Pour combler le vide après la procession du matin, quand les restaurants gastronomiques sont tous fermés jusqu'à dix-huit heures, Pantarul (Lapad, à quelques minutes de bus à l'ouest des remparts) est la réponse. Bib Gourmand Michelin, €€, nommé d'après le mot dialectal de Dubrovnik pour « fourchette », avec un menu qui change chaque semaine selon les fermes voisines. Il est ouvert tous les jours de 12h à 23h, ce que presque rien dans la vieille ville ne propose. Les tables de une à six personnes se réservent en ligne ; sept ou plus par e-mail.

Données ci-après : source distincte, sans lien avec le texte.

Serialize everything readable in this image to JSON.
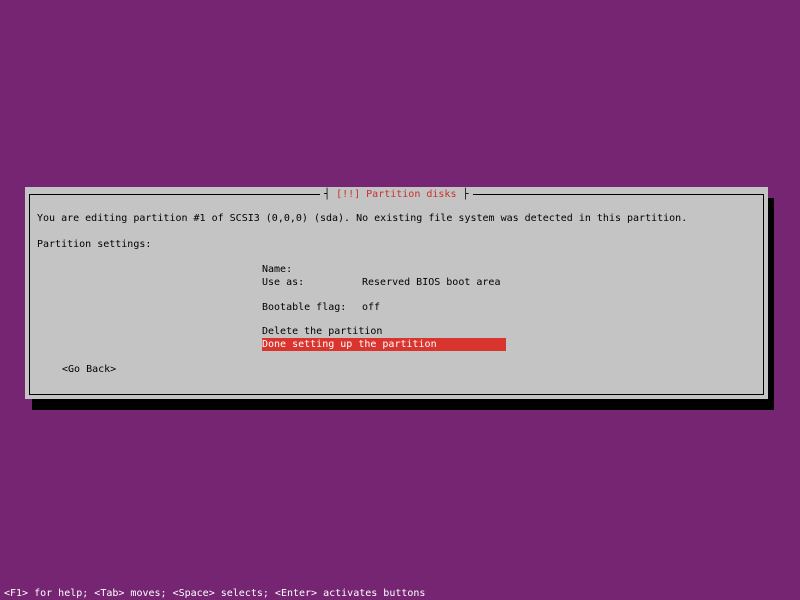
{
  "dialog": {
    "title": "[!!] Partition disks",
    "description": "You are editing partition #1 of SCSI3 (0,0,0) (sda). No existing file system was detected in this partition.",
    "settings_heading": "Partition settings:",
    "fields": [
      {
        "label": "Name:",
        "value": ""
      },
      {
        "label": "Use as:",
        "value": "Reserved BIOS boot area"
      },
      {
        "label": "Bootable flag:",
        "value": "off"
      }
    ],
    "actions": [
      {
        "label": "Delete the partition"
      },
      {
        "label": "Done setting up the partition",
        "selected": true
      }
    ],
    "go_back_label": "<Go Back>"
  },
  "statusbar": {
    "help_text": "<F1> for help; <Tab> moves; <Space> selects; <Enter> activates buttons"
  },
  "colors": {
    "background": "#752571",
    "dialog_bg": "#c4c4c4",
    "title_red": "#c8312b",
    "selection_bg": "#d9352e"
  }
}
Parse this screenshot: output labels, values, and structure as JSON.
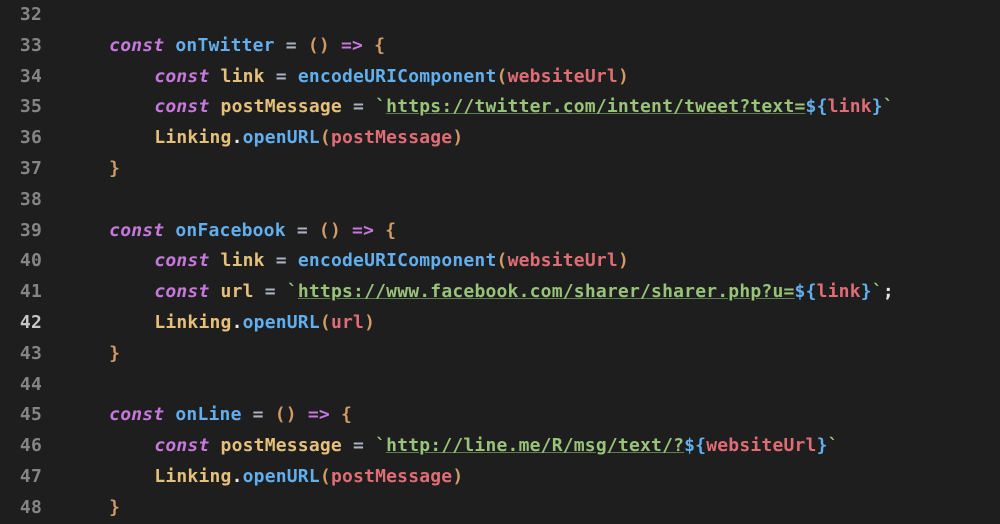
{
  "editor": {
    "font": "Menlo / SF Mono",
    "filename": "share.js",
    "language": "javascript/jsx",
    "indent_unit": "  ",
    "active_line": 42
  },
  "lines": [
    {
      "n": 32,
      "indent": 1,
      "tokens": []
    },
    {
      "n": 33,
      "indent": 1,
      "tokens": [
        {
          "c": "tok-kw",
          "t": "const"
        },
        {
          "c": "tok-pun",
          "t": " "
        },
        {
          "c": "tok-call",
          "t": "onTwitter"
        },
        {
          "c": "tok-pun",
          "t": " "
        },
        {
          "c": "tok-op",
          "t": "="
        },
        {
          "c": "tok-pun",
          "t": " "
        },
        {
          "c": "tok-paren",
          "t": "()"
        },
        {
          "c": "tok-pun",
          "t": " "
        },
        {
          "c": "tok-kw",
          "t": "=>"
        },
        {
          "c": "tok-pun",
          "t": " "
        },
        {
          "c": "tok-paren",
          "t": "{"
        }
      ]
    },
    {
      "n": 34,
      "indent": 2,
      "tokens": [
        {
          "c": "tok-kw",
          "t": "const"
        },
        {
          "c": "tok-pun",
          "t": " "
        },
        {
          "c": "tok-var",
          "t": "link"
        },
        {
          "c": "tok-pun",
          "t": " "
        },
        {
          "c": "tok-op",
          "t": "="
        },
        {
          "c": "tok-pun",
          "t": " "
        },
        {
          "c": "tok-call",
          "t": "encodeURIComponent"
        },
        {
          "c": "tok-paren",
          "t": "("
        },
        {
          "c": "tok-red",
          "t": "websiteUrl"
        },
        {
          "c": "tok-paren",
          "t": ")"
        }
      ]
    },
    {
      "n": 35,
      "indent": 2,
      "tokens": [
        {
          "c": "tok-kw",
          "t": "const"
        },
        {
          "c": "tok-pun",
          "t": " "
        },
        {
          "c": "tok-var",
          "t": "postMessage"
        },
        {
          "c": "tok-pun",
          "t": " "
        },
        {
          "c": "tok-op",
          "t": "="
        },
        {
          "c": "tok-pun",
          "t": " "
        },
        {
          "c": "tok-str",
          "t": "`"
        },
        {
          "c": "tok-url",
          "t": "https://twitter.com/intent/tweet?text="
        },
        {
          "c": "tok-tpl",
          "t": "${"
        },
        {
          "c": "tok-red",
          "t": "link"
        },
        {
          "c": "tok-tpl",
          "t": "}"
        },
        {
          "c": "tok-str",
          "t": "`"
        }
      ]
    },
    {
      "n": 36,
      "indent": 2,
      "tokens": [
        {
          "c": "tok-var",
          "t": "Linking"
        },
        {
          "c": "tok-pun",
          "t": "."
        },
        {
          "c": "tok-call",
          "t": "openURL"
        },
        {
          "c": "tok-paren",
          "t": "("
        },
        {
          "c": "tok-red",
          "t": "postMessage"
        },
        {
          "c": "tok-paren",
          "t": ")"
        }
      ]
    },
    {
      "n": 37,
      "indent": 1,
      "tokens": [
        {
          "c": "tok-paren",
          "t": "}"
        }
      ]
    },
    {
      "n": 38,
      "indent": 0,
      "tokens": []
    },
    {
      "n": 39,
      "indent": 1,
      "tokens": [
        {
          "c": "tok-kw",
          "t": "const"
        },
        {
          "c": "tok-pun",
          "t": " "
        },
        {
          "c": "tok-call",
          "t": "onFacebook"
        },
        {
          "c": "tok-pun",
          "t": " "
        },
        {
          "c": "tok-op",
          "t": "="
        },
        {
          "c": "tok-pun",
          "t": " "
        },
        {
          "c": "tok-paren",
          "t": "()"
        },
        {
          "c": "tok-pun",
          "t": " "
        },
        {
          "c": "tok-kw",
          "t": "=>"
        },
        {
          "c": "tok-pun",
          "t": " "
        },
        {
          "c": "tok-paren",
          "t": "{"
        }
      ]
    },
    {
      "n": 40,
      "indent": 2,
      "tokens": [
        {
          "c": "tok-kw",
          "t": "const"
        },
        {
          "c": "tok-pun",
          "t": " "
        },
        {
          "c": "tok-var",
          "t": "link"
        },
        {
          "c": "tok-pun",
          "t": " "
        },
        {
          "c": "tok-op",
          "t": "="
        },
        {
          "c": "tok-pun",
          "t": " "
        },
        {
          "c": "tok-call",
          "t": "encodeURIComponent"
        },
        {
          "c": "tok-paren",
          "t": "("
        },
        {
          "c": "tok-red",
          "t": "websiteUrl"
        },
        {
          "c": "tok-paren",
          "t": ")"
        }
      ]
    },
    {
      "n": 41,
      "indent": 2,
      "tokens": [
        {
          "c": "tok-kw",
          "t": "const"
        },
        {
          "c": "tok-pun",
          "t": " "
        },
        {
          "c": "tok-var",
          "t": "url"
        },
        {
          "c": "tok-pun",
          "t": " "
        },
        {
          "c": "tok-op",
          "t": "="
        },
        {
          "c": "tok-pun",
          "t": " "
        },
        {
          "c": "tok-str",
          "t": "`"
        },
        {
          "c": "tok-url",
          "t": "https://www.facebook.com/sharer/sharer.php?u="
        },
        {
          "c": "tok-tpl",
          "t": "${"
        },
        {
          "c": "tok-red",
          "t": "link"
        },
        {
          "c": "tok-tpl",
          "t": "}"
        },
        {
          "c": "tok-str",
          "t": "`"
        },
        {
          "c": "tok-pun",
          "t": ";"
        }
      ]
    },
    {
      "n": 42,
      "indent": 2,
      "tokens": [
        {
          "c": "tok-var",
          "t": "Linking"
        },
        {
          "c": "tok-pun",
          "t": "."
        },
        {
          "c": "tok-call",
          "t": "openURL"
        },
        {
          "c": "tok-paren",
          "t": "("
        },
        {
          "c": "tok-red",
          "t": "url"
        },
        {
          "c": "tok-paren",
          "t": ")"
        }
      ]
    },
    {
      "n": 43,
      "indent": 1,
      "tokens": [
        {
          "c": "tok-paren",
          "t": "}"
        }
      ]
    },
    {
      "n": 44,
      "indent": 0,
      "tokens": []
    },
    {
      "n": 45,
      "indent": 1,
      "tokens": [
        {
          "c": "tok-kw",
          "t": "const"
        },
        {
          "c": "tok-pun",
          "t": " "
        },
        {
          "c": "tok-call",
          "t": "onLine"
        },
        {
          "c": "tok-pun",
          "t": " "
        },
        {
          "c": "tok-op",
          "t": "="
        },
        {
          "c": "tok-pun",
          "t": " "
        },
        {
          "c": "tok-paren",
          "t": "()"
        },
        {
          "c": "tok-pun",
          "t": " "
        },
        {
          "c": "tok-kw",
          "t": "=>"
        },
        {
          "c": "tok-pun",
          "t": " "
        },
        {
          "c": "tok-paren",
          "t": "{"
        }
      ]
    },
    {
      "n": 46,
      "indent": 2,
      "tokens": [
        {
          "c": "tok-kw",
          "t": "const"
        },
        {
          "c": "tok-pun",
          "t": " "
        },
        {
          "c": "tok-var",
          "t": "postMessage"
        },
        {
          "c": "tok-pun",
          "t": " "
        },
        {
          "c": "tok-op",
          "t": "="
        },
        {
          "c": "tok-pun",
          "t": " "
        },
        {
          "c": "tok-str",
          "t": "`"
        },
        {
          "c": "tok-url",
          "t": "http://line.me/R/msg/text/?"
        },
        {
          "c": "tok-tpl",
          "t": "${"
        },
        {
          "c": "tok-red",
          "t": "websiteUrl"
        },
        {
          "c": "tok-tpl",
          "t": "}"
        },
        {
          "c": "tok-str",
          "t": "`"
        }
      ]
    },
    {
      "n": 47,
      "indent": 2,
      "tokens": [
        {
          "c": "tok-var",
          "t": "Linking"
        },
        {
          "c": "tok-pun",
          "t": "."
        },
        {
          "c": "tok-call",
          "t": "openURL"
        },
        {
          "c": "tok-paren",
          "t": "("
        },
        {
          "c": "tok-red",
          "t": "postMessage"
        },
        {
          "c": "tok-paren",
          "t": ")"
        }
      ]
    },
    {
      "n": 48,
      "indent": 1,
      "tokens": [
        {
          "c": "tok-paren",
          "t": "}"
        }
      ]
    }
  ]
}
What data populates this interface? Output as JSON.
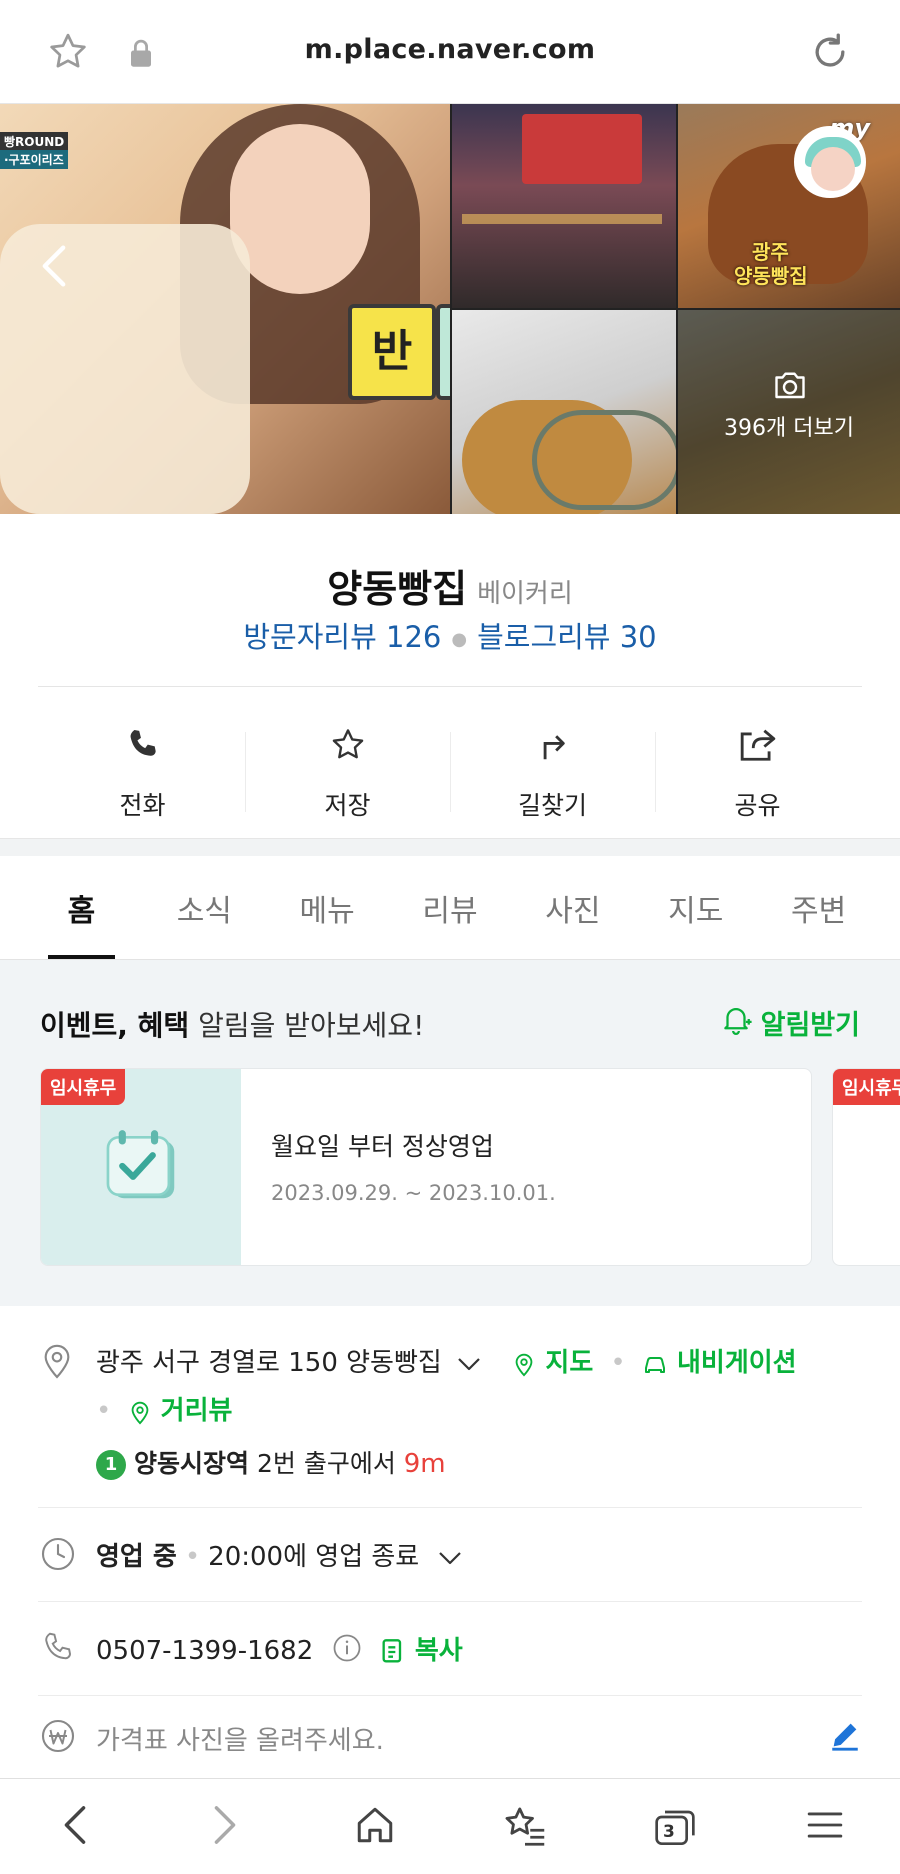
{
  "browser": {
    "url": "m.place.naver.com",
    "tab_count": "3",
    "icons": [
      "star-icon",
      "lock-icon",
      "reload-icon",
      "back-icon",
      "forward-icon",
      "home-icon",
      "bookmarks-icon",
      "tabs-icon",
      "menu-icon"
    ]
  },
  "gallery": {
    "more_label": "396개 더보기",
    "my_badge": "my",
    "tile_overlay_banner": "반",
    "tile3_caption_line1": "광주",
    "tile3_caption_line2": "양동빵집",
    "tile1_caption": "빵ROUND",
    "tile1_caption2": "·구포이리즈"
  },
  "place": {
    "name": "양동빵집",
    "category": "베이커리",
    "visitor_review_label": "방문자리뷰 126",
    "blog_review_label": "블로그리뷰 30"
  },
  "actions": [
    {
      "label": "전화",
      "icon": "phone-icon"
    },
    {
      "label": "저장",
      "icon": "star-outline-icon"
    },
    {
      "label": "길찾기",
      "icon": "directions-icon"
    },
    {
      "label": "공유",
      "icon": "share-icon"
    }
  ],
  "tabs": [
    {
      "label": "홈",
      "active": true
    },
    {
      "label": "소식",
      "active": false
    },
    {
      "label": "메뉴",
      "active": false
    },
    {
      "label": "리뷰",
      "active": false
    },
    {
      "label": "사진",
      "active": false
    },
    {
      "label": "지도",
      "active": false
    },
    {
      "label": "주변",
      "active": false
    }
  ],
  "notice": {
    "heading_bold": "이벤트, 혜택",
    "heading_rest": " 알림을 받아보세요!",
    "subscribe_label": "알림받기",
    "card": {
      "badge": "임시휴무",
      "title": "월요일 부터 정상영업",
      "date": "2023.09.29. ~ 2023.10.01."
    },
    "card2_badge": "임시휴무"
  },
  "details": {
    "address": "광주 서구 경열로 150 양동빵집",
    "map_label": "지도",
    "navigation_label": "내비게이션",
    "street_view_label": "거리뷰",
    "station_number": "1",
    "station_name": "양동시장역",
    "station_exit": " 2번 출구에서 ",
    "station_distance": "9m",
    "status": "영업 중",
    "hours": "20:00에 영업 종료",
    "phone": "0507-1399-1682",
    "copy_label": "복사",
    "price_prompt": "가격표 사진을 올려주세요."
  },
  "colors": {
    "accent_green": "#09b23b",
    "review_blue": "#1a5ea8",
    "badge_red": "#e8413b"
  }
}
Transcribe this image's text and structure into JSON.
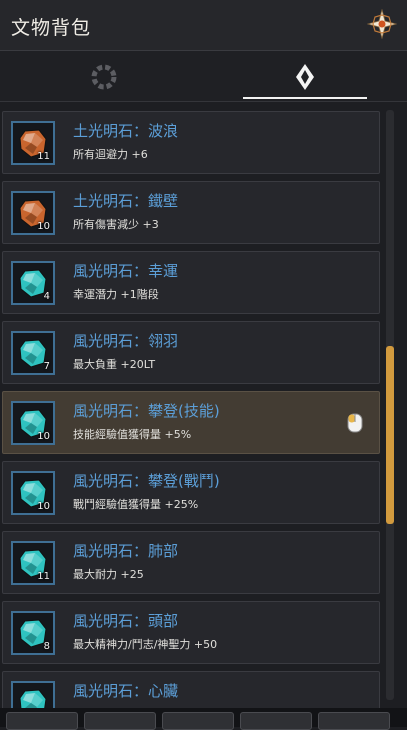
{
  "header": {
    "title": "文物背包",
    "emblem_icon": "compass-star-icon"
  },
  "tabs": [
    {
      "icon": "ring-dots-icon",
      "active": false
    },
    {
      "icon": "diamond-gem-icon",
      "active": true
    }
  ],
  "items": [
    {
      "name": "土光明石：波浪",
      "desc": "所有迴避力 +6",
      "count": "11",
      "gem": "earth",
      "selected": false
    },
    {
      "name": "土光明石：鐵壁",
      "desc": "所有傷害減少 +3",
      "count": "10",
      "gem": "earth",
      "selected": false
    },
    {
      "name": "風光明石：幸運",
      "desc": "幸運潛力 +1階段",
      "count": "4",
      "gem": "wind",
      "selected": false
    },
    {
      "name": "風光明石：翎羽",
      "desc": "最大負重 +20LT",
      "count": "7",
      "gem": "wind",
      "selected": false
    },
    {
      "name": "風光明石：攀登(技能)",
      "desc": "技能經驗值獲得量 +5%",
      "count": "10",
      "gem": "wind",
      "selected": true
    },
    {
      "name": "風光明石：攀登(戰鬥)",
      "desc": "戰鬥經驗值獲得量 +25%",
      "count": "10",
      "gem": "wind",
      "selected": false
    },
    {
      "name": "風光明石：肺部",
      "desc": "最大耐力 +25",
      "count": "11",
      "gem": "wind",
      "selected": false
    },
    {
      "name": "風光明石：頭部",
      "desc": "最大精神力/鬥志/神聖力 +50",
      "count": "8",
      "gem": "wind",
      "selected": false
    },
    {
      "name": "風光明石：心臟",
      "desc": "",
      "count": "",
      "gem": "wind",
      "selected": false
    }
  ],
  "colors": {
    "earth_gem": "#c9652e",
    "wind_gem": "#2fc3c0",
    "name_text": "#5c9fd8",
    "scroll_thumb": "#d29a3e"
  }
}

Si vous nourrissez un groupe correctement, Restaurant Kopun (Poljana Ruđera Boškovića, vieille ville) a la meilleure salle de la ville pour cette semaine : une terrasse de 90 places et une salle intérieure de 45 places réservable pour des événements privés toute l'année, sur la plus jolie petite place de Dubrovnik. Il est nommé d'après le chapon, le plat local historique qu'il a ressuscité à partir de recettes de l'époque de la République, et il est €€ à €€€. L'avertissement compte plus que le menu : de novembre à février, il peut fonctionner avec des horaires réduits, donc un groupe doit les contacter bien à l'avance plutôt que d'arriver plein d'espoir à treize heures.

Notes pratiques
Se déplacer. La vieille ville est entièrement piétonne ; les bus, les taxis et la navette aéroport s'arrêtent hors des murs à Pile et Ploče, et tout dans cet article est à moins de quinze minutes à pied de la place Luža, sauf Pantarul et Lazareti, tous deux à un court trajet en bus local. Les 2 et 3 février, attendez-vous à des fermetures de routes et des bus déviés autour des murs pendant la procession, donc prévoyez une demi-heure supplémentaire de chaque côté de toute réservation horaire.
Argent. La Croatie utilise l'euro. Les cartes sont acceptées partout dans cette liste, mais portez vingt ou trente euros en pièces et petits billets pour les bougies, les dons à l'église et l'éventuelle boulangerie qui n'a pas modernisé ses installations.
Timing. Les musées ont des horaires d'hiver réduits (la pharmacie franciscaine environ de 9 à 14, les remparts de 9 à 15, le palais du Recteur de 9 à 16), donc une journée de février permet réalistement deux visites payantes, pas quatre. Faites les remparts à l'ouverture pour le circuit vide et la lumière basse. Réservez le 3 pour la fête uniquement ; placez Rupe et le Trésor le 2 ou le 4.
Budget. La Festa elle-même ne coûte rien : la levée de la bannière, la procession, la bénédiction des gorges, les mousquetaires et les apparitions civiques de Linđo sont tous gratuits. Une journée complète de musées (remparts, palais du Recteur, Trésor, Rupe, monastère franciscain) revient à environ 50 €, ou moins avec le passeport des musées de Dubrovnik. Ajoutez 25 à 35 € par personne pour un bon dîner chez Proto ou Kopun, considérablement plus chez Nautika. Les tarifs hivernaux des chambres sont les plus bas de l'année, mais la semaine de la fête est le seul pic en février, alors réservez tôt. Commencez par recherche d'hôtels à Dubrovnik, et pour le reste de la ville en dehors de ces deux jours, le guide de Dubrovnik couvre le sujet.
Jours de fermeture, récapitulés. Rupe ferme le mardi (donc, le jour de la fête). Le palais du Recteur ferme le lundi (donc, le jour de la bannière). Proto ferme le dimanche. Le trésor de la cathédrale ferme pendant la messe dominicale, et l'église Saint-Blaise ferme aux visiteurs chaque fois qu'une messe est en cours. Planifiez autour de ces cinq lignes et le reste du voyage se met en place.